I don’t have a one-size-fits all answer, as there can be any number of influences that inspire a person to adopt a new ideology. It can be as obvious as a family dynamic to life experience. Music, powerful symbolism, and camaraderie can also have a profound effect and contribute to an individual’s mindset.
Take this family I’ve been documenting for the past few years: As it was told to me, the wife has a younger sister who was sexually assaulted by a black man as a child and the husband allegedly lost out on a disability settlement because the person who caused his accident had ties in local government. In 2013, a year after this couple gave birth to their second child diagnosed with autism, they started reading about National Socialism. The couple felt the diagnosis of both children was somehow related to man-made influences, such as hydraulic fracturing and mandatory vaccinations for children attending public school. These were situations the family had little control over. After a series of personal and professional misfortunes, the ideology of National Socialism fell in line with their core beliefs and quickly became part of their daily lives.
Following the election of Donald Trump, the white power movement appears more public than ever. How do you believe the media is getting the issue wrong?

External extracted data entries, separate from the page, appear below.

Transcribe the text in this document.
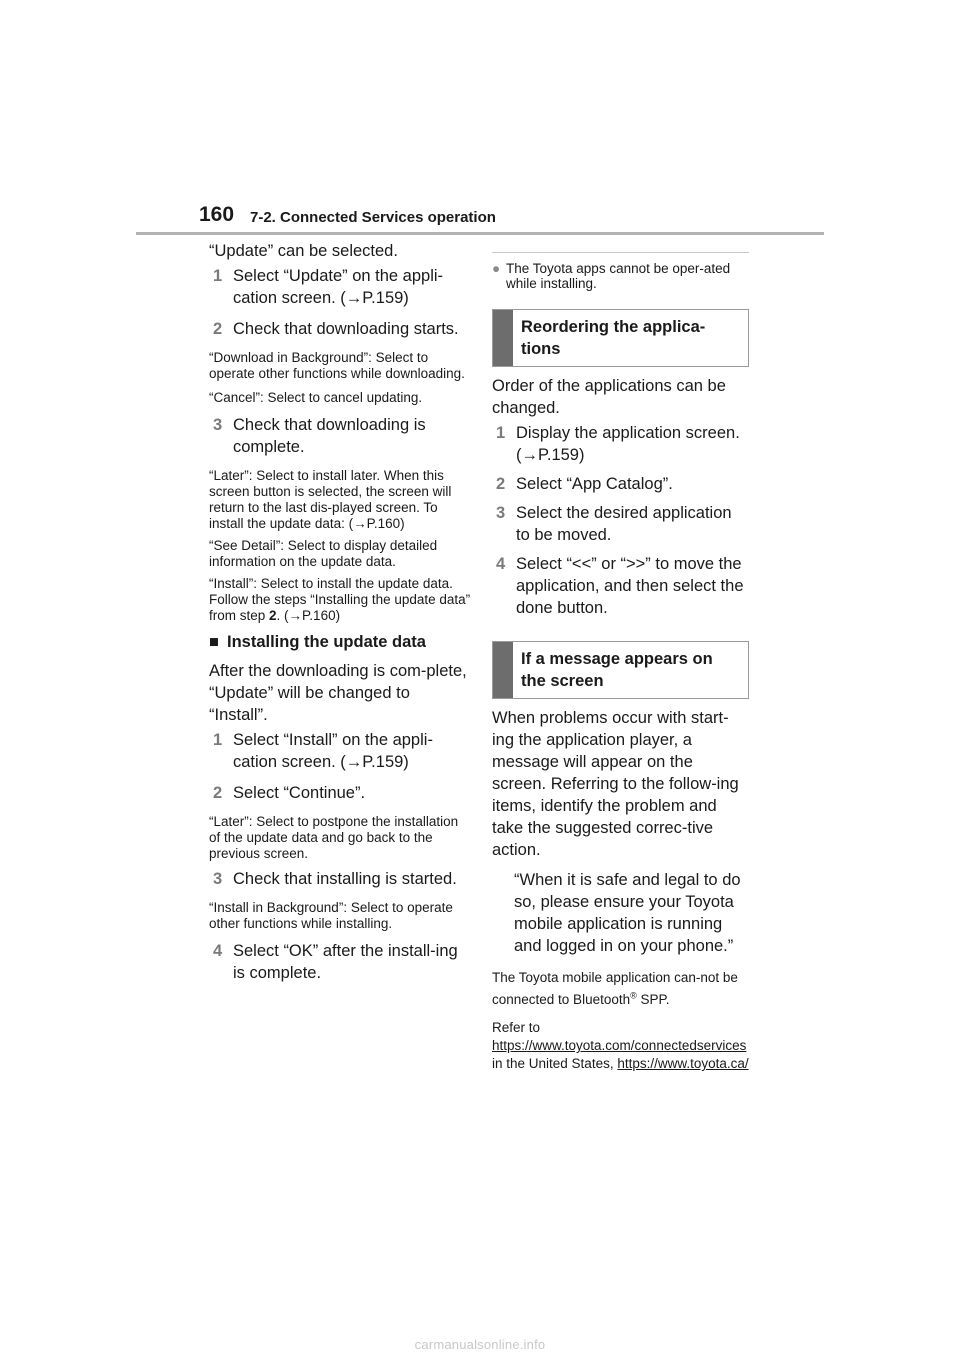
160 7-2. Connected Services operation

“Update” can be selected.

1 Select “Update” on the appli-cation screen. (→P.159)
2 Check that downloading starts.

“Download in Background”: Select to operate other functions while downloading.

“Cancel”: Select to cancel updating.

3 Check that downloading is complete.

“Later”: Select to install later. When this screen button is selected, the screen will return to the last dis-played screen. To install the update data: (→P.160)

“See Detail”: Select to display detailed information on the update data.

“Install”: Select to install the update data. Follow the steps “Installing the update data” from step 2. (→P.160)

■ Installing the update data

After the downloading is com-plete, “Update” will be changed to “Install”.

1 Select “Install” on the appli-cation screen. (→P.159)
2 Select “Continue”.

“Later”: Select to postpone the installation of the update data and go back to the previous screen.

3 Check that installing is started.

“Install in Background”: Select to operate other functions while installing.

4 Select “OK” after the install-ing is complete.
● The Toyota apps cannot be oper-ated while installing.
Reordering the applica-tions

Order of the applications can be changed.

1 Display the application screen. (→P.159)
2 Select “App Catalog”.
3 Select the desired application to be moved.
4 Select “<<” or “>>” to move the application, and then select the done button.
If a message appears on the screen

When problems occur with start-ing the application player, a message will appear on the screen. Referring to the follow-ing items, identify the problem and take the suggested correc-tive action.

“When it is safe and legal to do so, please ensure your Toyota mobile application is running and logged in on your phone.”

The Toyota mobile application can-not be connected to Bluetooth® SPP.

Refer to
https://www.toyota.com/connectedservices in the United States, https://www.toyota.ca/

carmanualsonline.info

As far as publishing goes, white nationalist work has been shied away from in the states, but it was always the most-viewed gallery on my website. It was only after the alt-right, when the focus shifted away from the Klan, that editors were desperately seeking anything relating to white nationalism.
It was a little bit of a surprise to me when the alt-right recently strode into the spotlight. To someone like myself, who’s been embedded with similar groups, it was important not to enable the alt-right to use the media as a means of recruitment. Unfortunately, many of my colleagues did not recognize that our coverage could perpetuate the growth of hate groups by raising their profiles.

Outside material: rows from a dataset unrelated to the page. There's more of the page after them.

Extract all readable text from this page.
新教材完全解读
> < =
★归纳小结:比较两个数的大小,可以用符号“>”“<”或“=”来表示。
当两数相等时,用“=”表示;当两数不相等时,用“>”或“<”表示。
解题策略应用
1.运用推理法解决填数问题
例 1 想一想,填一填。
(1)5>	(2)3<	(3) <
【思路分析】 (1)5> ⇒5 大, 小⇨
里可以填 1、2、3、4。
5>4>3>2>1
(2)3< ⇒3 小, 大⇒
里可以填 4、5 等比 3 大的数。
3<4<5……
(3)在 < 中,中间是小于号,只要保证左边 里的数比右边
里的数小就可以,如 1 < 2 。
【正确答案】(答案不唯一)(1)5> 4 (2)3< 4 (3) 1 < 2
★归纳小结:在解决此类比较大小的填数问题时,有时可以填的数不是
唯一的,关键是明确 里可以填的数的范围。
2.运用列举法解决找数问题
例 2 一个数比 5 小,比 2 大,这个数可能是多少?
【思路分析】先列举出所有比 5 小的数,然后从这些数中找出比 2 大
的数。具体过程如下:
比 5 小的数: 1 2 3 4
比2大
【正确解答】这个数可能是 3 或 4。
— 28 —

Trump-era separatist groups focused more on quantity rather than quality of membership. That, along with pushing themselves into the spotlight, is what ultimately came to bite them in the ass. The more traditional organizations sat back and observed the chaos. Those are groups that continue to stand the test of time.
As a U.S.-born white man and former Marine, you seem like the exact type of person that white nationalists would want to recruit. What do you think is it that divides you from those on the other side of the lens?
One evening, after observing a skinhead load a pistol, I talked him out of going into a store and starting shit with a man who was staring him down moments prior. There were five of us in the car. Everyone was drinking. The person sitting next to me asked me what my beliefs were. I took a deep breath and thought to myself, OK, here we go. I went on to tell him that the basic precepts of Catholicism are something I can relate to at times, but I feel religious tunnel vision is naïve in a way and has a propensity to lead to arrogance. Am I proud to be white? Yes, I am, but I’d be proud with whatever I was and I don’t feel I’m better than any living creature, especially when it's based on the color of my skin. My conscience helps me navigate between right and wrong. I don’t require a series of commandments to keep me in check, and if I had to define my beliefs in one word, I’d say “spiritual.”
Dead silence. The man sitting next to me was noticeably disgusted with my response, but the leader said that they needed people like me and asked if I wanted to “patch in.” I graciously declined.
I said something in the nature of: “I truly appreciate the offer, I’m honored, but even if I was a racist, I don’t think joining this group would be an option. Here we are in a small town where obviously everyone dislikes you, the police know who you are, you’re tatted up with your colors exposed, you’ve been drinking and driving, and at least two of you are felons carrying loaded, unlicensed handguns. So yeah, I’d probably opt the independent route, if I had to choose. But again, I’m flattered, and I think now it’s time for me to drive,” at which point the driver handed me the keys.